The coordinate vector of the integral is just the coordinate vector of D inverse of x squared e to the 3x, right? Because D inverse is the integral, right? And to compute this, you just take the standard matrix of D inverse and you multiply it by the coordinate vector of this guy here.
So here's standard matrix of D inverse that we just computed. And the coordinate vector... of x squared e to the 3x, well that's just 0, 0, 1, because this is one of the members of the basis, right?
It's the third member of the basis. So there's none of the first member, none of the second member, and one of the third member, okay? And now you just do the matrix multiplication. If you do this matrix multiplication, you get 1 over 27 times 2 minus 6, 9, all right? And what this means, what coordinate vector equals this means, is that this function here is, well, 2 over 27 times the first basis vector.
minus 6 over 27 times the second basis vector, plus 9 over 27 times the third basis vector. Okay, so that gives us our answer. And the only minor technicality that we have left to deal with is this vector space V that we've been working over does not have constants in it. So we've got to sort of manually add back in the plus C at the end of the day, right?
Indefinite integrals, they're only determined up to a constant. Okay, so just as one final quick note before we leave, I want to note that because of this link between standard matrices and linear transformations, basically all properties of invertibility that we saw in the previous course for matrices, they carry over in a very natural way to linear transformations on finite dimensional vector spaces, right? Remember that in the previous course, we learned that invertibility of matrices was equivalent to all sorts of different things, like a matrix is invertible if and only if its determinant is non-zero. A matrix is invertible if and only if it has linearly independent columns. A matrix is invertible if and only if the linear system ax equals zero has a unique solution x equals zero.

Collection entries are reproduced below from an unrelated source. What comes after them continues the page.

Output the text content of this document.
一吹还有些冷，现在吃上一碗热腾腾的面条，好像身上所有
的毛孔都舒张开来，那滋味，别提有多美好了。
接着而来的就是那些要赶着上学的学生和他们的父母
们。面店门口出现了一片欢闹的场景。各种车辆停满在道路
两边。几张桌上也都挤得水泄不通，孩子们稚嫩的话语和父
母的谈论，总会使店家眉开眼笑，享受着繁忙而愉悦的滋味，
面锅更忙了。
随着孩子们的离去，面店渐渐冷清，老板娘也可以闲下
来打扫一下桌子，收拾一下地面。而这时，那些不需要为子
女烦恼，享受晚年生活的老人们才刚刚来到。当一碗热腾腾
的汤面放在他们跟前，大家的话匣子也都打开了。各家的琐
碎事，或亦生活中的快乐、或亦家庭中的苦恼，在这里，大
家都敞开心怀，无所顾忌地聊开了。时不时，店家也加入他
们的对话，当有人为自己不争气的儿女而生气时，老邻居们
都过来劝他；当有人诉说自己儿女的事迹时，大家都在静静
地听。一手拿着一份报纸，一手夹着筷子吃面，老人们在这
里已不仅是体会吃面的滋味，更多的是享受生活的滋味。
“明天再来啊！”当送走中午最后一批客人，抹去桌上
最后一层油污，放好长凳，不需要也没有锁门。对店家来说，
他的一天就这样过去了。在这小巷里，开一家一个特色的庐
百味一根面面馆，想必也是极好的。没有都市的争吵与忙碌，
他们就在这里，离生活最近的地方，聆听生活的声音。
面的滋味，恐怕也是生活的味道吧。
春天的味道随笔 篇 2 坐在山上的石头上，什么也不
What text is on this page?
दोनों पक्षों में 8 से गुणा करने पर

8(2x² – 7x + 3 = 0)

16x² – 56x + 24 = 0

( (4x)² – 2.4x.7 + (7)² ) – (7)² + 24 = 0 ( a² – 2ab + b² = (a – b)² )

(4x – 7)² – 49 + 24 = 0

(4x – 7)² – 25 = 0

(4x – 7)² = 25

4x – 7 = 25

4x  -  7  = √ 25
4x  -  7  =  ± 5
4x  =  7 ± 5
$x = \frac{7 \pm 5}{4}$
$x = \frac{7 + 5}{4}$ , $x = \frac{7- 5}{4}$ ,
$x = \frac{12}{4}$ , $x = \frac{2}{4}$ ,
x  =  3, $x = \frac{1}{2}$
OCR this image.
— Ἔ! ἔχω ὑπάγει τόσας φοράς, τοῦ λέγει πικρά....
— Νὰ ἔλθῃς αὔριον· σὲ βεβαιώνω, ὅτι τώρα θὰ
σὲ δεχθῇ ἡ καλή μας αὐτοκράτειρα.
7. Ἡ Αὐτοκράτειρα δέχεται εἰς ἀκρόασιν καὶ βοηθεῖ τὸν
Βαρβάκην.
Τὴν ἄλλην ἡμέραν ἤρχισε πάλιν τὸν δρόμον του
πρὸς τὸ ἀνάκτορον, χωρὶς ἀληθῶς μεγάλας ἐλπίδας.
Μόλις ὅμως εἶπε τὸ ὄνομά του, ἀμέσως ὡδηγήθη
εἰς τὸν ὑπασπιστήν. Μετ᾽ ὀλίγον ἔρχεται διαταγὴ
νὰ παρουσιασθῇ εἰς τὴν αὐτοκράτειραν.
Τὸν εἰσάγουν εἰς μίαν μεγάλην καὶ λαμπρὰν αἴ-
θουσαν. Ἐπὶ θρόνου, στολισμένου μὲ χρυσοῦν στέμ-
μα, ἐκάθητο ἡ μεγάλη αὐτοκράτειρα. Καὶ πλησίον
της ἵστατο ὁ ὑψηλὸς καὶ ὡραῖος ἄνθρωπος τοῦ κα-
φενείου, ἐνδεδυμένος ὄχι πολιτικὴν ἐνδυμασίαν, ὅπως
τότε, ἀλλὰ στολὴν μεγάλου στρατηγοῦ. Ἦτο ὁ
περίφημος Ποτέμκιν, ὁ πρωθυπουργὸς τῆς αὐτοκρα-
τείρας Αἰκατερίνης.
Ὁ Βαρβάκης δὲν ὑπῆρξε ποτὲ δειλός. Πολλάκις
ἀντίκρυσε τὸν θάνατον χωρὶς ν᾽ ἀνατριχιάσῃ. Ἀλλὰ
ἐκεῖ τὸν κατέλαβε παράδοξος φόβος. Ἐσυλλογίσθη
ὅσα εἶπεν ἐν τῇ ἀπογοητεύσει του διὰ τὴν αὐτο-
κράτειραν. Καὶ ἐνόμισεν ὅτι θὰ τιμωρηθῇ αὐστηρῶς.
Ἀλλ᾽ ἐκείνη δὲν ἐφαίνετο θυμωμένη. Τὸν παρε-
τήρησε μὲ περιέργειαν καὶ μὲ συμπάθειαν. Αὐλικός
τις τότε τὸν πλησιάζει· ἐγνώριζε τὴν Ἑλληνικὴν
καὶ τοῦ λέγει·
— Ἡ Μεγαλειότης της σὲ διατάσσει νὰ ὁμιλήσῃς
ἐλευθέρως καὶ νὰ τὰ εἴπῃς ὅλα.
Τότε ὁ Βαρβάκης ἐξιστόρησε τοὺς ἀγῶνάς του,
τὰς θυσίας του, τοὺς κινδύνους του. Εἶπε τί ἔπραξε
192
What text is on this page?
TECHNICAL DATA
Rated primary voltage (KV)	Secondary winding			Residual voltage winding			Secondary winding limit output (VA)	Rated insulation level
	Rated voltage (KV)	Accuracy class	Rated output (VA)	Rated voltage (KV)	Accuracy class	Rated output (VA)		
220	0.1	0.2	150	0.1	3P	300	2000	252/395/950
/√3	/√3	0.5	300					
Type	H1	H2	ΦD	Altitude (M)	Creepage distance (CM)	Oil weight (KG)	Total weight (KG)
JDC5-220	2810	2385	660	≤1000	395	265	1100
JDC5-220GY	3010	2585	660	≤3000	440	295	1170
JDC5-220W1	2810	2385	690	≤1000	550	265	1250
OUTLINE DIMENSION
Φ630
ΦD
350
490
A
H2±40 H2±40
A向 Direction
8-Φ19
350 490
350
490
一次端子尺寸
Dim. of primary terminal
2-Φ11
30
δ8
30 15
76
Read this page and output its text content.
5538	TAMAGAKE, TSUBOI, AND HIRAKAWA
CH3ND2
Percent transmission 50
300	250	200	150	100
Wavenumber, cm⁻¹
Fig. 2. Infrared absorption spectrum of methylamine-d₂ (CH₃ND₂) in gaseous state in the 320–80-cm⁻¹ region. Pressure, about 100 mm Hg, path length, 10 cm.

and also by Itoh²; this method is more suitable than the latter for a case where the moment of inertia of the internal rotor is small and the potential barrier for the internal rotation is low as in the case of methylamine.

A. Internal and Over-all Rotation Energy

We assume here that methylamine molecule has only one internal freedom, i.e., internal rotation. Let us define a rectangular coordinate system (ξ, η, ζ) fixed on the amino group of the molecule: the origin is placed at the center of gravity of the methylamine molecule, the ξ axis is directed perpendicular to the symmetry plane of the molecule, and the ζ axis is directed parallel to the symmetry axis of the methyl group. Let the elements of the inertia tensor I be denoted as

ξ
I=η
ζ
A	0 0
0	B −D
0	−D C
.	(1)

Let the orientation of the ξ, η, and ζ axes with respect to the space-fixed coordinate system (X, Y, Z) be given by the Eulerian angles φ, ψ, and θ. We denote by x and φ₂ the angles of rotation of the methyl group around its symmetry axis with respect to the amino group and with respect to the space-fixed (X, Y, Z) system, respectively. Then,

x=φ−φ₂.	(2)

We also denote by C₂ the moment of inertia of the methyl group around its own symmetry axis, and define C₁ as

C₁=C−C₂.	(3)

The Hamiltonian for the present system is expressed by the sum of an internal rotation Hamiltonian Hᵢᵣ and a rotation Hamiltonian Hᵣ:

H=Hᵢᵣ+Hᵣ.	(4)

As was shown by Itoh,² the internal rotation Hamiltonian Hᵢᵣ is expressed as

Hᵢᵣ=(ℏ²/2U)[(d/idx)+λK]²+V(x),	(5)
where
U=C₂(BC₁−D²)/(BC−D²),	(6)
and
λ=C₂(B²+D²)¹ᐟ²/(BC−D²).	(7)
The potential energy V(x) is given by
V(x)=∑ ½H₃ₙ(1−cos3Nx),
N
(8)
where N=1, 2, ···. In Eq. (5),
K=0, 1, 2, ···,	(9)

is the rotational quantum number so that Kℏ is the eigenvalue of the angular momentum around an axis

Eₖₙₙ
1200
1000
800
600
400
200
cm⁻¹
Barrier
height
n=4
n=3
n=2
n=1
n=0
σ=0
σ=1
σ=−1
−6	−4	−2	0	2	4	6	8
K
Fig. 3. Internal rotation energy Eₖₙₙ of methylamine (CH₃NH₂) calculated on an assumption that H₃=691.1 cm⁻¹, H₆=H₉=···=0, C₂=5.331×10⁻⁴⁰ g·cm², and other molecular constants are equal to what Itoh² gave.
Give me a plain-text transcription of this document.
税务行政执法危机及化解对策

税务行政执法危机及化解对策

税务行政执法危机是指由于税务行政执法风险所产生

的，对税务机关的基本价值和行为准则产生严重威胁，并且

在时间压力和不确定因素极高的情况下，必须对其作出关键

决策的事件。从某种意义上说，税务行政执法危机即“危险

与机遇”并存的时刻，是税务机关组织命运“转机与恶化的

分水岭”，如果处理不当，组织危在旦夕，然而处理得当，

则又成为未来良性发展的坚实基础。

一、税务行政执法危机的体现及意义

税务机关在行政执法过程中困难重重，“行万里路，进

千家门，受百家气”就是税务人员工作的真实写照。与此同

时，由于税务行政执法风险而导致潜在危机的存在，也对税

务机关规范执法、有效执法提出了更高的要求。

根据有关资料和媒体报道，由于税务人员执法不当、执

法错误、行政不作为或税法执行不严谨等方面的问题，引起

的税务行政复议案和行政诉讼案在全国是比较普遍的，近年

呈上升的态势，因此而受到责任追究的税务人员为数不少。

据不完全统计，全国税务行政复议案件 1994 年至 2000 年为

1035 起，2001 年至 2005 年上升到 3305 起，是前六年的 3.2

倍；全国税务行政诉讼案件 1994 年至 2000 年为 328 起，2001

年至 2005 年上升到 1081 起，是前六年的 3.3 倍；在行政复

Okay so we're just going to freely use these equivalent properties for linear transformation. transformations now without even really thinking about it, just because we have this bridge between matrices and linear transformations now. Okay, and in particular, there's one property that we're going to use this week that I just wanted to point out. All right, so if you have finite dimensional vector spaces with the same dimension, all right, we just need the same dimension so that the standard matrix ends up being square, and it makes sense to talk about invertibility.
Okay, then your linear transformation is invertible if and only if t of v equals zero implies v equals zero. And this is just equivalent to, for matrices, a matrix is invariable if and only if ax equals zero implies x equals zero. It was equivalent to linear systems having unique solutions.
And that's all this is really saying. It's just a linear transformation version of it. And we're going to make use of that later on in this week. All right.
So that'll do it for today's lecture. I will see you all in lecture 14.